14 August 2017
Oxford Instruments boosting Asia-Pacific R&D center at Taiwan’s ITRI
Oxford Instruments plc plans to increase personnel at its R&D base at Taiwan’s Industrial Technology Research Institute (ITRI), and to leverage ITRI's R&D capacities to strengthen their cooperative relationship in technology development.
Y. Tim Tsai (advisor at the Department of Industrial Technology under the Ministry of Economic Affairs) and Catherine Nettleton (representative of the British Office Taipei) jointly witnessed the formal signing of the memorandum of understanding (MOU) by ITRI vice president Dr Jia-Ruey Duann and Adam Jaufurally, finance director of Oxford Instruments Plasma Technology (OIPT). Cooperation will be expanded to MEMS, micro-LEDs, silicon photonics, and the development of other optoelectronic components and equipment technology.
ITRI’s research in semiconductors and optoelectronics span upstream, midstream and downstream industrial supply chains, underpinning the development of related industries in Taiwan, noted Duann. ITRI and Oxford Instruments first signed an MOU on cooperation in 2006, after which ITRI's MEMS Center and Oxford Instruments engaged in close cooperation and developed HB-LED-related technology. The expanding research capacities under the latest agreement aim to not only aid the future development of traditional LED-related technology but also to focus on cooperation in emerging technologies and applications in micro-LEDs and silicon photonics. It is hoped that the collaborative efforts will promote semiconductor technology applications and expedite economic growth in Asian emerging markets, adds Duann.

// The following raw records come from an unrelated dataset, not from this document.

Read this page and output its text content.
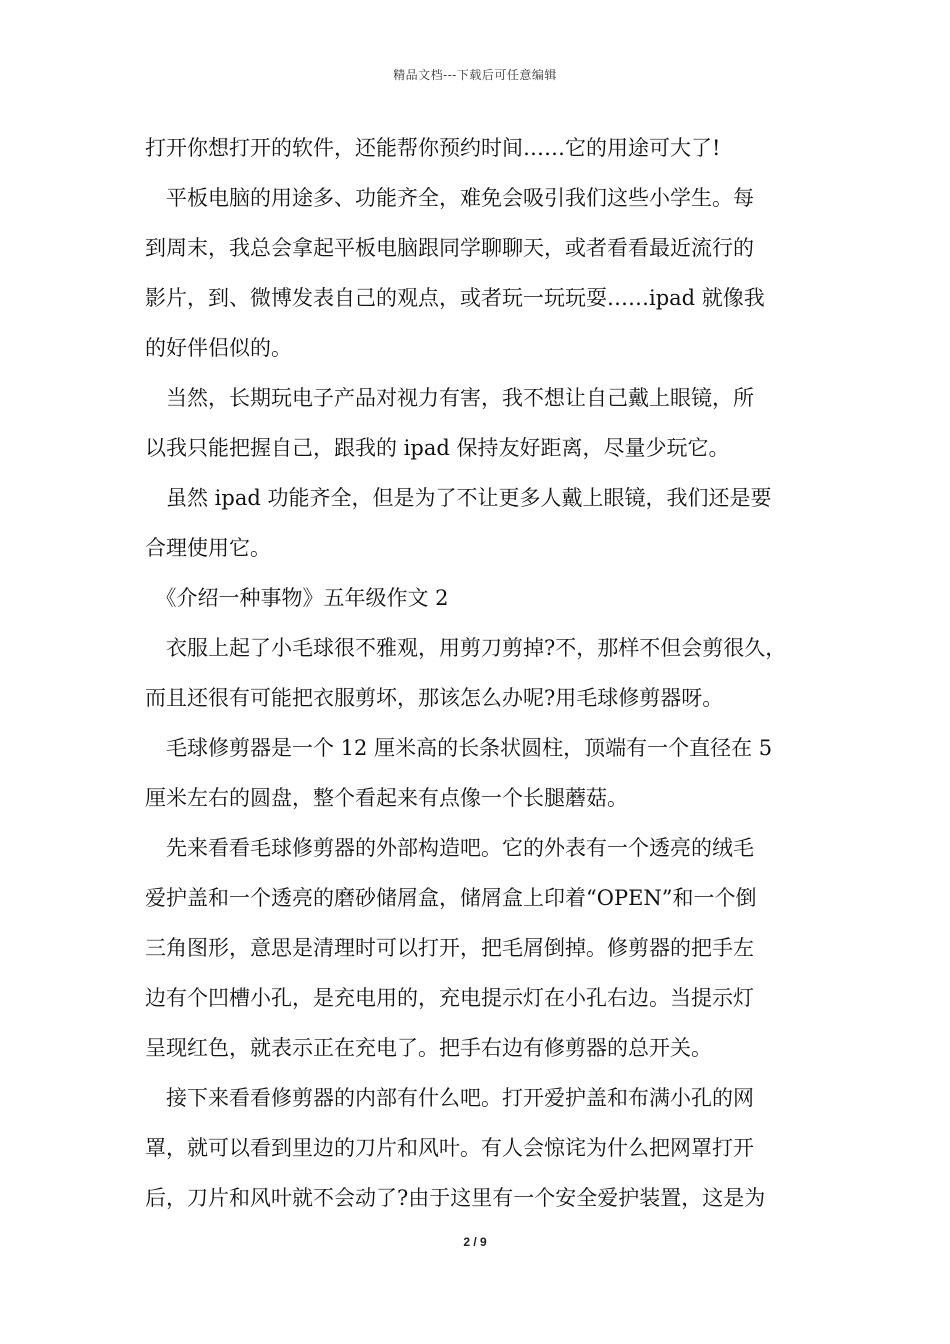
精品文档---下载后可任意编辑
打开你想打开的软件，还能帮你预约时间……它的用途可大了!
　平板电脑的用途多、功能齐全，难免会吸引我们这些小学生。每
到周末，我总会拿起平板电脑跟同学聊聊天，或者看看最近流行的
影片，到、微博发表自己的观点，或者玩一玩玩耍……ipad 就像我
的好伴侣似的。
　当然，长期玩电子产品对视力有害，我不想让自己戴上眼镜，所
以我只能把握自己，跟我的 ipad 保持友好距离，尽量少玩它。
　虽然 ipad 功能齐全，但是为了不让更多人戴上眼镜，我们还是要
合理使用它。
　《介绍一种事物》五年级作文 2
　衣服上起了小毛球很不雅观，用剪刀剪掉?不，那样不但会剪很久，
而且还很有可能把衣服剪坏，那该怎么办呢?用毛球修剪器呀。
　毛球修剪器是一个 12 厘米高的长条状圆柱，顶端有一个直径在 5
厘米左右的圆盘，整个看起来有点像一个长腿蘑菇。
　先来看看毛球修剪器的外部构造吧。它的外表有一个透亮的绒毛
爱护盖和一个透亮的磨砂储屑盒，储屑盒上印着“OPEN”和一个倒
三角图形，意思是清理时可以打开，把毛屑倒掉。修剪器的把手左
边有个凹槽小孔，是充电用的，充电提示灯在小孔右边。当提示灯
呈现红色，就表示正在充电了。把手右边有修剪器的总开关。
　接下来看看修剪器的内部有什么吧。打开爱护盖和布满小孔的网
罩，就可以看到里边的刀片和风叶。有人会惊诧为什么把网罩打开
后，刀片和风叶就不会动了?由于这里有一个安全爱护装置，这是为
2 / 9
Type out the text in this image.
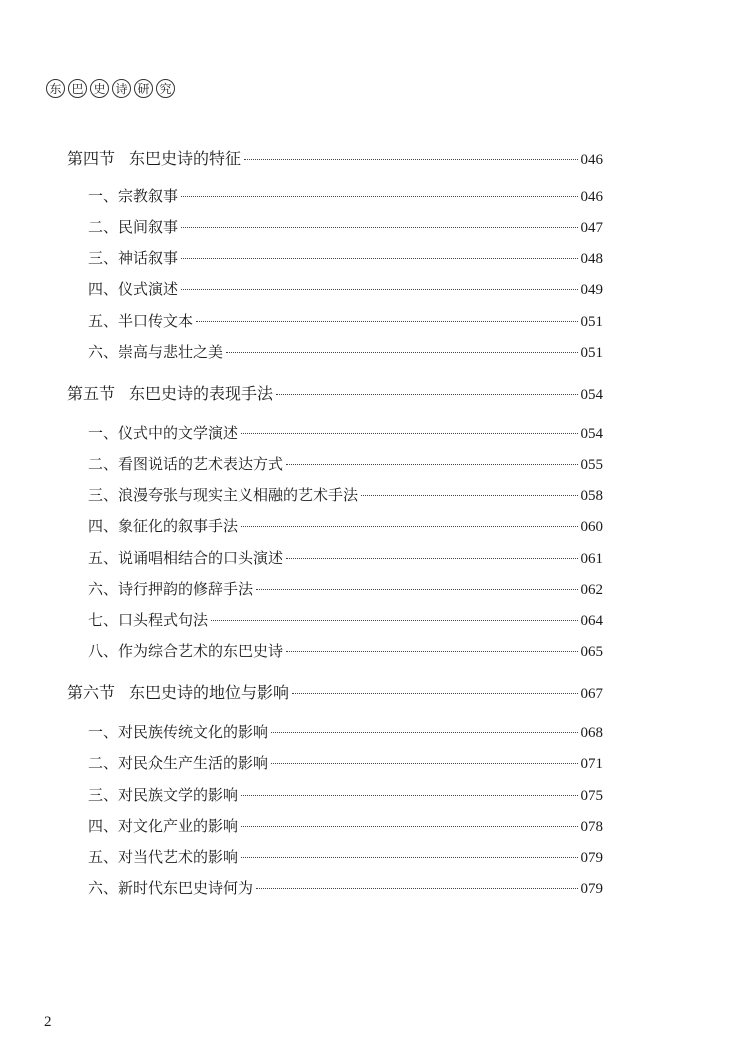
东 巴 史 诗 研 究
第四节 东巴史诗的特征	046
一、宗教叙事	046
二、民间叙事	047
三、神话叙事	048
四、仪式演述	049
五、半口传文本	051
六、崇高与悲壮之美	051
第五节 东巴史诗的表现手法	054
一、仪式中的文学演述	054
二、看图说话的艺术表达方式	055
三、浪漫夸张与现实主义相融的艺术手法	058
四、象征化的叙事手法	060
五、说诵唱相结合的口头演述	061
六、诗行押韵的修辞手法	062
七、口头程式句法	064
八、作为综合艺术的东巴史诗	065
第六节 东巴史诗的地位与影响	067
一、对民族传统文化的影响	068
二、对民众生产生活的影响	071
三、对民族文学的影响	075
四、对文化产业的影响	078
五、对当代艺术的影响	079
六、新时代东巴史诗何为	079
2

Oxford Instruments is attracted to Taiwan due to the technology and comprehensive industrial supply chain in its semiconductor industry, comments Jaufurally. As ITRI plays a key role in R&D, Oxford Instruments is interested in expanding its collaboration with both ITRI and Taiwan industry. The firm will jointly hold precision testing/analysis training courses with ITRI, making ITRI an important base for Oxford Instruments in the Asia-Pacific in training engineering R&D personnel, he adds.
Nettleton said that, since the British government looks favorably on Oxford Instruments’ expanded cooperation with ITRI (along with bilateral interaction in technology and innovation), the UK will actively assist British enterprises and startups in engaging in R&D cooperation in Taiwan. The UK this year has set out five priority areas for technology cooperation with Taiwan - life sciences, advanced manufacturing, digital economy, space science, and clean energy - which correspond to the ‘5+2’ Industrial Innovation Plan being promoted by the Taiwan government. Nettleton expects these efforts to further strengthen innovative cooperation in these fields.